Hai istri, tunduklah kepada suamimu seperti kepada Tuhan, karena suami adalah kepala istri sama seperti Kristus adalah kepala jemaat. Dialah yang menyelamatkan tubuh. Karena itu sebagaimana jemaat tunduk kepada Kristus, demikian jugalah istri kepada suami dalam segala sesuatu.
(Efesus 5:22-24)

Bacaan Alkitab
Yesaya 59-63

Kerendahan hati begitu indah, namun sekaligus begitu sulit. Karena kita sangat mengasihi diri sendiri, maka merendahkan hati merupakan pergumulan tersendiri. Kerendahan hati adalah hal yang sangat berbeda dari pola pikir dunia. Kita dicecar dengan berbagai cara untuk mendapatkan kekuasaan, kendali dan kemandirian. Kita dicecar dengan nasihat untuk mendengarkan suara hati dan melakukan apa yang ingin kita lakukan. Peneguhan terus menerus dari dunia dan dorongan hati kita sendiri membuat kita gampang percaya bahwa kita layak diperlakukan menurut cara tertentu. Kecintaan akan diri membuat kita defensif, marah, melemparkan kesalahan, mudah tersinggung dan berbagai hal lain yang memecah relasi.

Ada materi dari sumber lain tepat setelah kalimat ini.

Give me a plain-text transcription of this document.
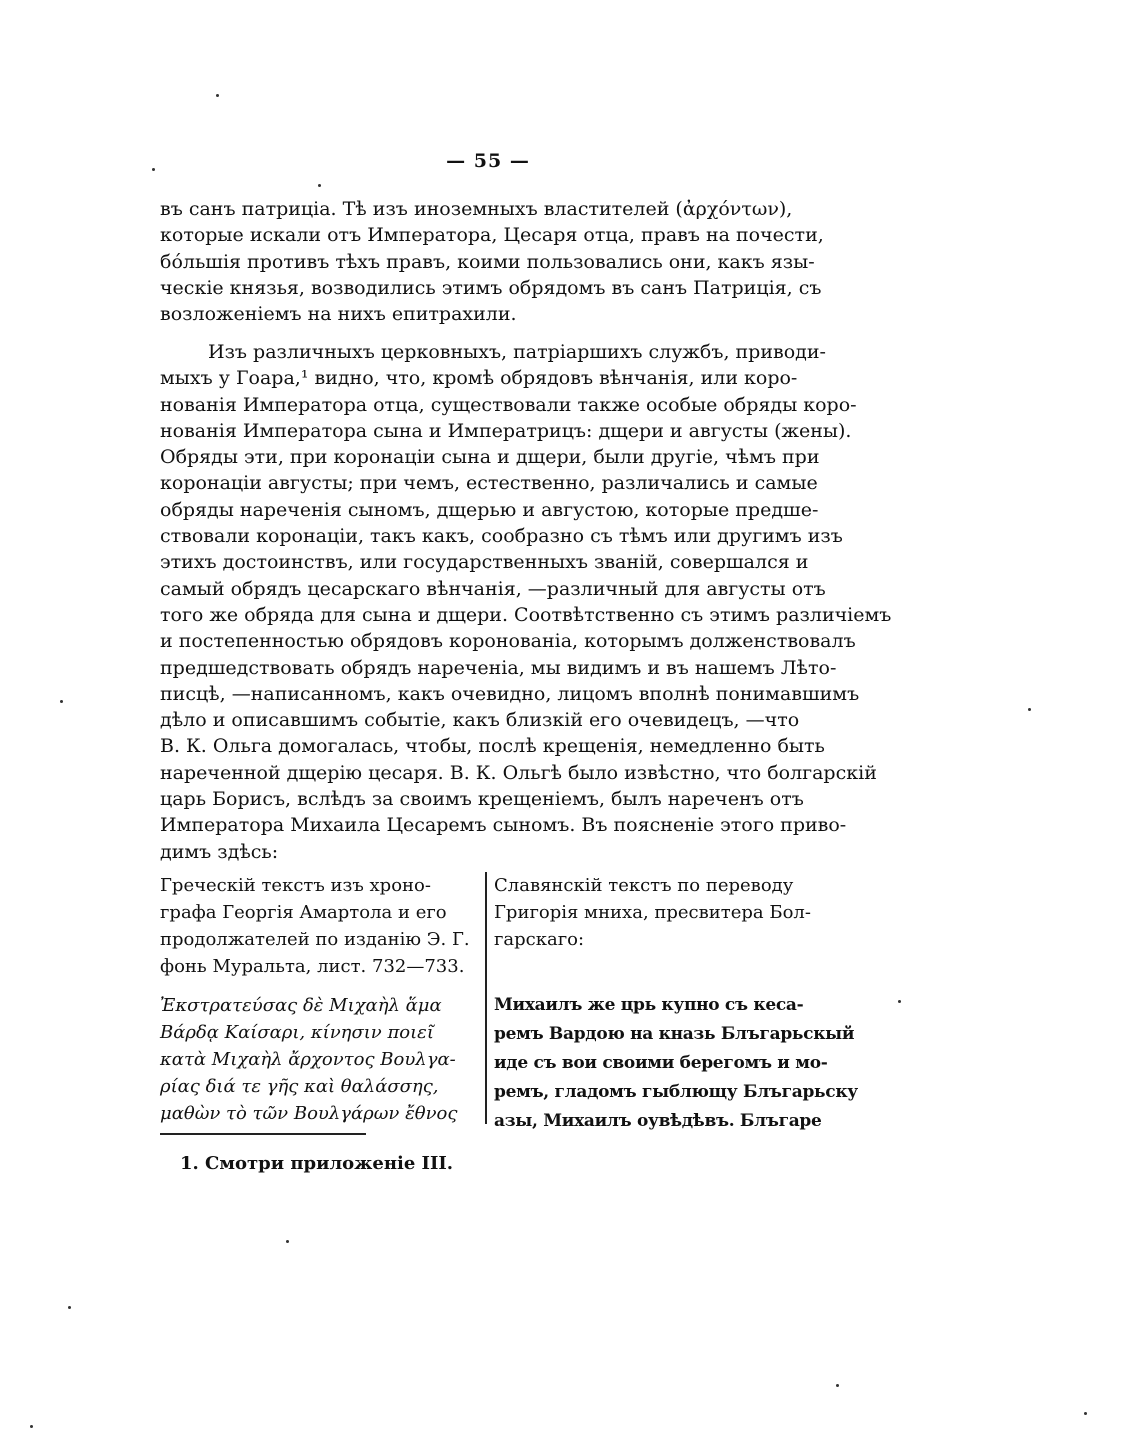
— 55 —

въ санъ патрицiа. Тѣ изъ иноземныхъ властителей (ἀρχόντων),
которые искали отъ Императора, Цесаря отца, правъ на почести,
бо́льшiя противъ тѣхъ правъ, коими пользовались они, какъ язы-
ческiе князья, возводились этимъ обрядомъ въ санъ Патрицiя, съ
возложенiемъ на нихъ епитрахили.

Изъ различныхъ церковныхъ, патрiаршихъ службъ, приводи-
мыхъ у Гоара,¹ видно, что, кромѣ обрядовъ вѣнчанiя, или коро-
нованiя Императора отца, существовали также особые обряды коро-
нованiя Императора сына и Императрицъ: дщери и августы (жены).
Обряды эти, при коронацiи сына и дщери, были другiе, чѣмъ при
коронацiи августы; при чемъ, естественно, различались и самые
обряды нареченiя сыномъ, дщерью и августою, которые предше-
ствовали коронацiи, такъ какъ, сообразно съ тѣмъ или другимъ изъ
этихъ достоинствъ, или государственныхъ званiй, совершался и
самый обрядъ цесарскаго вѣнчанiя, —различный для августы отъ
того же обряда для сына и дщери. Соотвѣтственно съ этимъ различiемъ
и постепенностью обрядовъ коронованiа, которымъ долженствовалъ
предшедствовать обрядъ нареченiа, мы видимъ и въ нашемъ Лѣто-
писцѣ, —написанномъ, какъ очевидно, лицомъ вполнѣ понимавшимъ
дѣло и описавшимъ событiе, какъ близкiй его очевидецъ, —что
В. К. Ольга домогалась, чтобы, послѣ крещенiя, немедленно быть
нареченной дщерiю цесаря. В. К. Ольгѣ было извѣстно, что болгарскiй
царь Борисъ, вслѣдъ за своимъ крещенiемъ, былъ нареченъ отъ
Императора Михаила Цесаремъ сыномъ. Въ поясненiе этого приво-
димъ здѣсь:

Греческiй текстъ изъ хроно-
графа Георгiя Амартола и его
продолжателей по изданiю Э. Г.
фонь Муральта, лист. 732—733.
Ἐκστρατεύσας δὲ Μιχαὴλ ἅμα
Βάρδᾳ Καίσαρι, κίνησιν ποιεῖ
κατὰ Μιχαὴλ ἄρχοντος Βουλγα-
ρίας διά τε γῆς καὶ θαλάσσης,
μαθὼν τὸ τῶν Βουλγάρων ἔθνος
Славянскiй текстъ по переводу
Григорiя мниха, пресвитера Бол-
гарскаго:
Михаилъ же црь купно съ кеса-
ремъ Вардою на кназь Блъгарьскый
иде съ вои своими берегомъ и мо-
ремъ, гладомъ гыблющу Блъгарьску
азы, Михаилъ оувѣдѣвъ. Блъгаре
1. Смотри приложенiе III.
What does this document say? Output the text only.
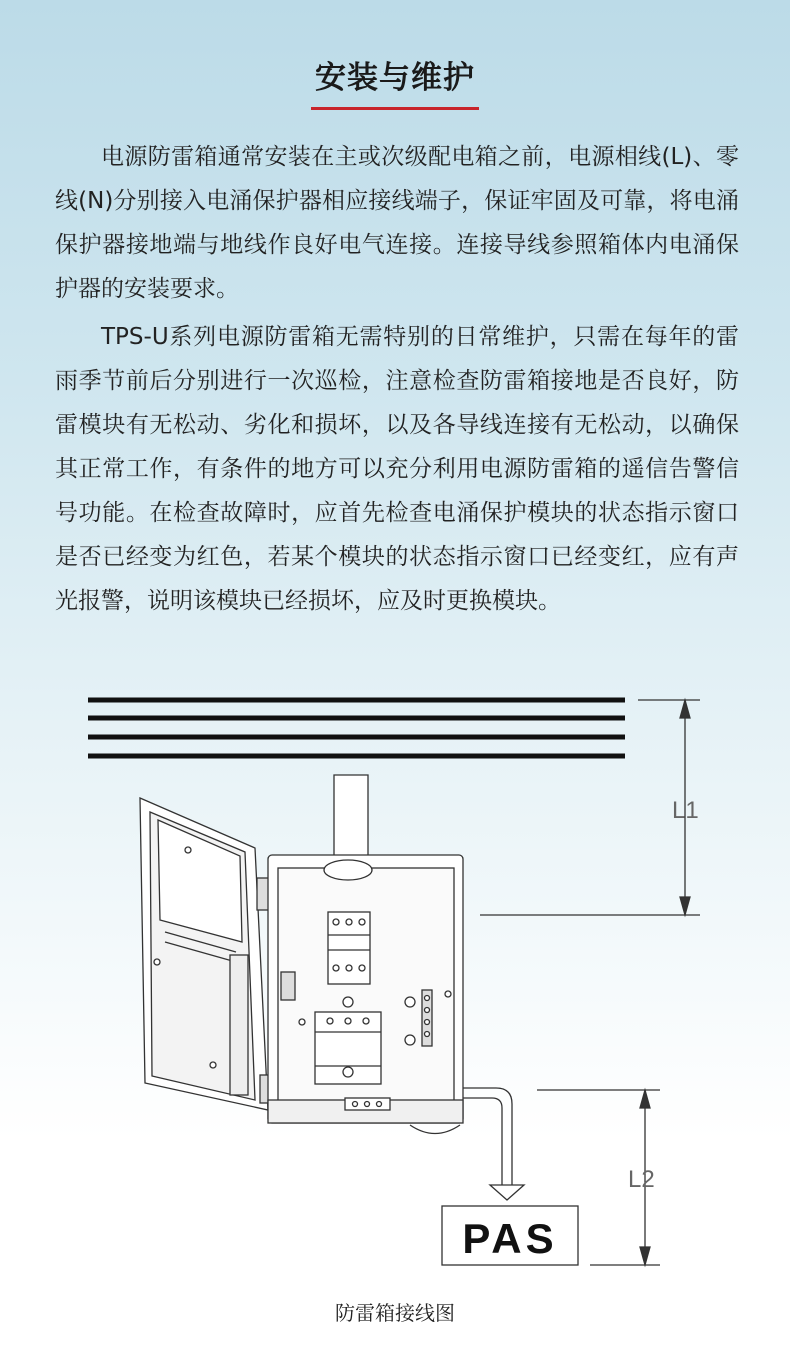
安装与维护

电源防雷箱通常安装在主或次级配电箱之前，电源相线(L)、零线(N)分别接入电涌保护器相应接线端子，保证牢固及可靠，将电涌保护器接地端与地线作良好电气连接。连接导线参照箱体内电涌保护器的安装要求。

TPS-U系列电源防雷箱无需特别的日常维护，只需在每年的雷雨季节前后分别进行一次巡检，注意检查防雷箱接地是否良好，防雷模块有无松动、劣化和损坏，以及各导线连接有无松动，以确保其正常工作，有条件的地方可以充分利用电源防雷箱的遥信告警信号功能。在检查故障时，应首先检查电涌保护模块的状态指示窗口是否已经变为红色，若某个模块的状态指示窗口已经变红，应有声光报警，说明该模块已经损坏，应及时更换模块。

L1
PAS
L2
防雷箱接线图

Coba ingat dan evaluasi konfik terakhir yang Anda alami dengan anggota keluarga Anda, apakah di sana ada kecintaan akan diri dan kurangnya kerendahan hati? Jika tebakan saya benar, hal itu bisa menyelinap, atau bahkan menjadi bahan bakar utamanya. Ketika kita merasa lebih hebat, lebih benar, lebih berjasa, lebih pandai, lebih kuat, lebih bijaksana, lebih memiliki posisi, maka tidak mudah bagi kita untuk tunduk dan merendahkan hati di hadapan orang lain.
Firman yang diberikan di ayat ini adalah untuk ‘tunduk’, dan esensi dari ketertundukan adalah kerendahan hati. Sayangnya, tidak sedikit pernikahan yang hancur karena tiadanya kerendahan hati. Sebagai orang percaya, bukankah itu cukup menyedihkan? Kita berjuang memegang kendali dan kesejajaran, sibuk berebut kekuasaan, dan bukannya merendahkan diri dan berkorban seperti Kristus. Kerendahan hati bukan berarti menyangkali kemampuan diri, melainkan memposisikan diri untuk tidak merasa superior sehingga mampu menghadapi kelemahan orang lain dengan penuh kesabaran, memberikan penguatan dan bukan penghakiman, mempercayai orang lain karena sadar akan batasan diri, dan bersedia untuk terus mau diajar dan belajar bahkan dari orang yang tampak ‘lemah’ sekalipun. Dan percayalah, kerendahan hati akan melepaskan diri dari beban berat yang kita pikul dan memberikan kelegaan serta sukacita, sebagiamana Gavin Ortlund menuliskan bahwa, ‘kita dapat mengidentifikasi sukacita sebagai ujian terhadap kerendahan hati, karena kerendahan hati yang sejati selalu menghasilkan sukacita. Jika kita kurang bersukacita, kita tahu bahwa kita mempunyai kerendahan hati yang palsu’. Jadi, apakah kehidupan keluarga kita penuh dengan ketegangan dan keluhan, ataukah penuh dengan sukacita? (dan)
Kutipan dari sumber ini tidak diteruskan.